Writes Richard Lanham (in 1974, quoted by Mark Liberman, at Language Log) protesting the "commandments" laid down (purportedly) in books about writing style.

I detect some snobbery, as if it's low class to take the basics of writing style seriously. Those in the know can bypass that cant about clarity and... what?

ADDED: I've corrected this to show that Liberman was quoting Lanham. I knew Liberman was mostly quoting Lanham, but there are so many ins and outs of blocking and indenting that my eye lost track of where one author ended and the other began. I should have paid more attention to the reek of snobbery, because it's something people today are more fastidious about.


Matthew Sablan said...

Good writers understand there are rules to writing well. One of the rules is knowing when to subvert those rules ("I can't get no satisfaction" being the classic example of when to break the rules.)

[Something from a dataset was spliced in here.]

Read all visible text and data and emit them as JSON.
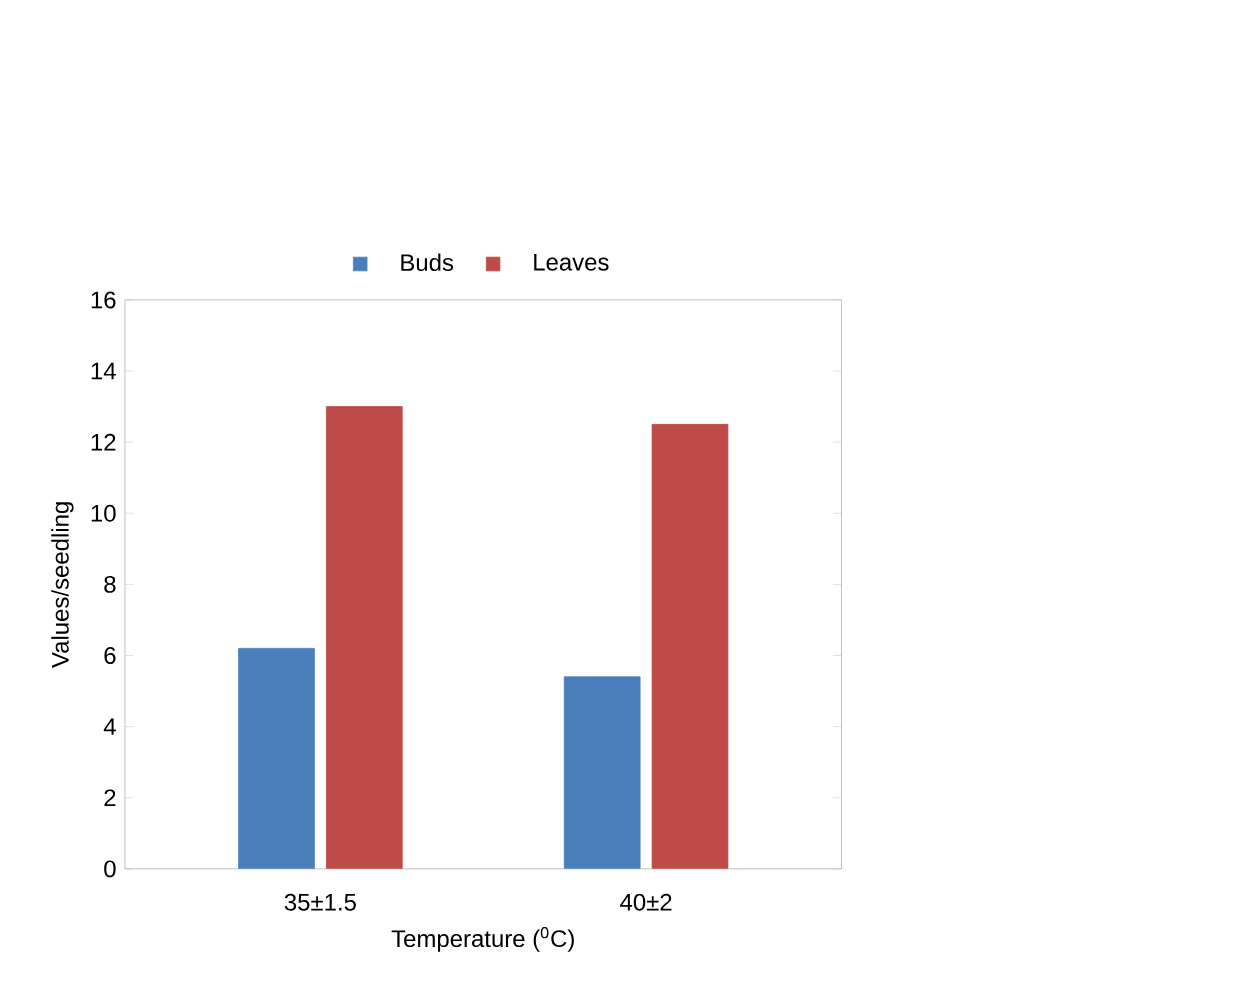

Also, I think the Language Log fails to understand some of the advice: "Be plain; Avoid “fine writing” Avoid bluntness; Articulate your sentences gracefully." These are not necessarily contradictory. One can be plain [without ornamentation] and still graceful.

AF said...

That's not Liberman, that's a quotation from a 1974 book by Richard Lanham. Also, while that passage may well reflect a kind a snobbery, it clearly does not take the position that "it's low class to take the basics of writing style seriously." On the contrary, the point is that taking the basics of writing style seriously entails questioning received dogma about writing style.

Sam L. said...

If I knew what he meant about "Boy Scout didacticism", I'd likely criticize him until day is done, whether he meant it in a good way or a bad way. I suspect it's the bad way, and that he did not understand the Scouts.

Freeman Hunt said...

The upper class can afford to go out and get stoned rather than work hard. Don't dull that special spirit through effort, dull it in a haze of girlish Mary Jane.

Crunchy Frog said...

The only rules in writing that I have taken to heart are:

a) consider your audience. A business letter should not read like poetry, and vice versa; and

b) ask yourself, "Would I want to read this, or is it total crap?"

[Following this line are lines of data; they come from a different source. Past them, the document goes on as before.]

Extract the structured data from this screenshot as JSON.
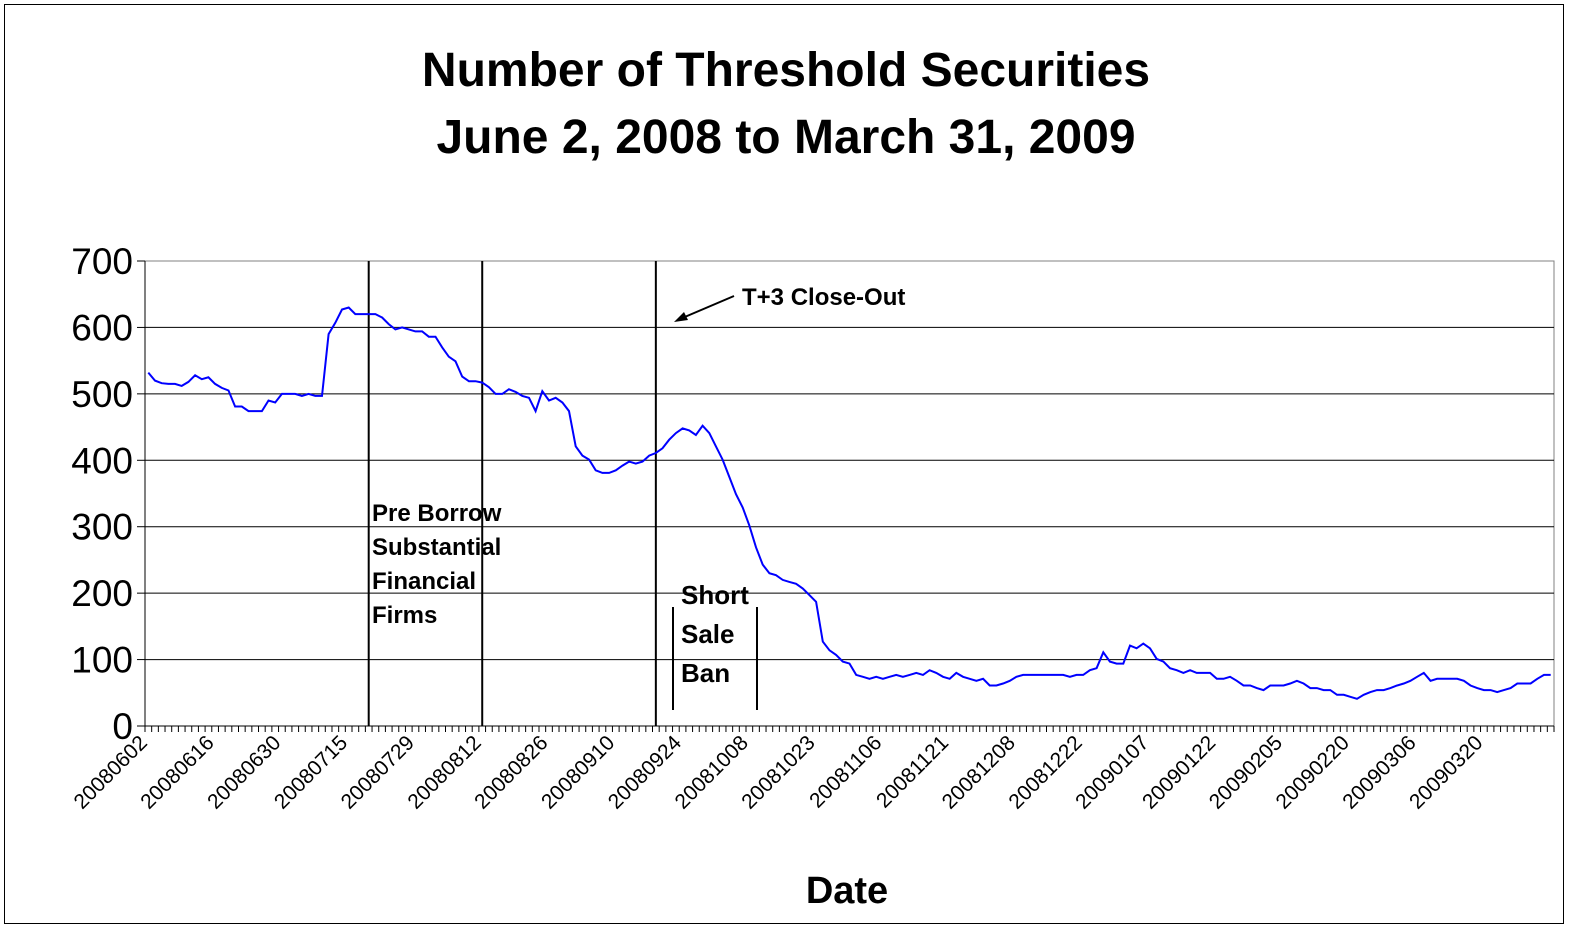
{
  "chart_data": {
    "type": "line",
    "title_lines": [
      "Number of Threshold Securities",
      "June 2, 2008 to March 31, 2009"
    ],
    "xlabel": "Date",
    "ylabel": "",
    "ylim": [
      0,
      700
    ],
    "y_ticks": [
      "0",
      "100",
      "200",
      "300",
      "400",
      "500",
      "600",
      "700"
    ],
    "x_tick_labels": [
      "20080602",
      "20080616",
      "20080630",
      "20080715",
      "20080729",
      "20080812",
      "20080826",
      "20080910",
      "20080924",
      "20081008",
      "20081023",
      "20081106",
      "20081121",
      "20081208",
      "20081222",
      "20090107",
      "20090122",
      "20090205",
      "20090220",
      "20090306",
      "20090320"
    ],
    "grid": "horizontal",
    "line_color": "#0000ff",
    "series": [
      {
        "values": [
          532,
          520,
          516,
          515,
          515,
          512,
          518,
          528,
          522,
          525,
          515,
          509,
          505,
          481,
          481,
          474,
          474,
          474,
          490,
          487,
          500,
          500,
          500,
          497,
          500,
          497,
          497,
          590,
          607,
          627,
          630,
          620,
          620,
          620,
          620,
          615,
          605,
          597,
          600,
          597,
          594,
          594,
          586,
          586,
          570,
          556,
          549,
          526,
          519,
          519,
          517,
          510,
          500,
          500,
          507,
          503,
          497,
          494,
          474,
          504,
          490,
          494,
          487,
          474,
          421,
          407,
          401,
          385,
          381,
          381,
          385,
          392,
          398,
          395,
          398,
          407,
          411,
          418,
          431,
          441,
          448,
          445,
          438,
          452,
          441,
          421,
          401,
          375,
          349,
          329,
          302,
          269,
          243,
          230,
          227,
          220,
          217,
          214,
          207,
          197,
          187,
          127,
          114,
          107,
          97,
          94,
          77,
          74,
          71,
          74,
          71,
          74,
          77,
          74,
          77,
          80,
          77,
          84,
          80,
          74,
          71,
          80,
          74,
          71,
          68,
          71,
          61,
          61,
          64,
          68,
          74,
          77,
          77,
          77,
          77,
          77,
          77,
          77,
          74,
          77,
          77,
          84,
          87,
          111,
          97,
          94,
          94,
          121,
          117,
          124,
          117,
          101,
          97,
          87,
          84,
          80,
          84,
          80,
          80,
          80,
          71,
          71,
          74,
          68,
          61,
          61,
          57,
          54,
          61,
          61,
          61,
          64,
          68,
          64,
          57,
          57,
          54,
          54,
          47,
          47,
          44,
          41,
          47,
          51,
          54,
          54,
          57,
          61,
          64,
          68,
          74,
          80,
          68,
          71,
          71,
          71,
          71,
          68,
          61,
          57,
          54,
          54,
          51,
          54,
          57,
          64,
          64,
          64,
          71,
          77,
          77
        ]
      }
    ],
    "annotations": {
      "pre_borrow": [
        "Pre Borrow",
        "Substantial",
        "Financial",
        "Firms"
      ],
      "t3_closeout": "T+3 Close-Out",
      "short_sale_ban": [
        "Short",
        "Sale",
        "Ban"
      ]
    },
    "event_markers_index": [
      33,
      50,
      76
    ]
  }
}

Of course, given the audience, total crap may be appropriate. YMMV.

cassandra lite said...

A friend's daughter, applying to vet schools, asked me to look over her essay. I told that a particular sentence should start with "And" to clarify its connection to the preceding thought.

She said, "You can't start a sentence with 'and'."

I insisted it was done well all the time.

She countered, "The people grading this aren't professional writers. They'll have learned the same crappy rules I have and mark me down for violating one of them."

Can't argue with that. When the legendary misstatement becomes fact, don't print anything but.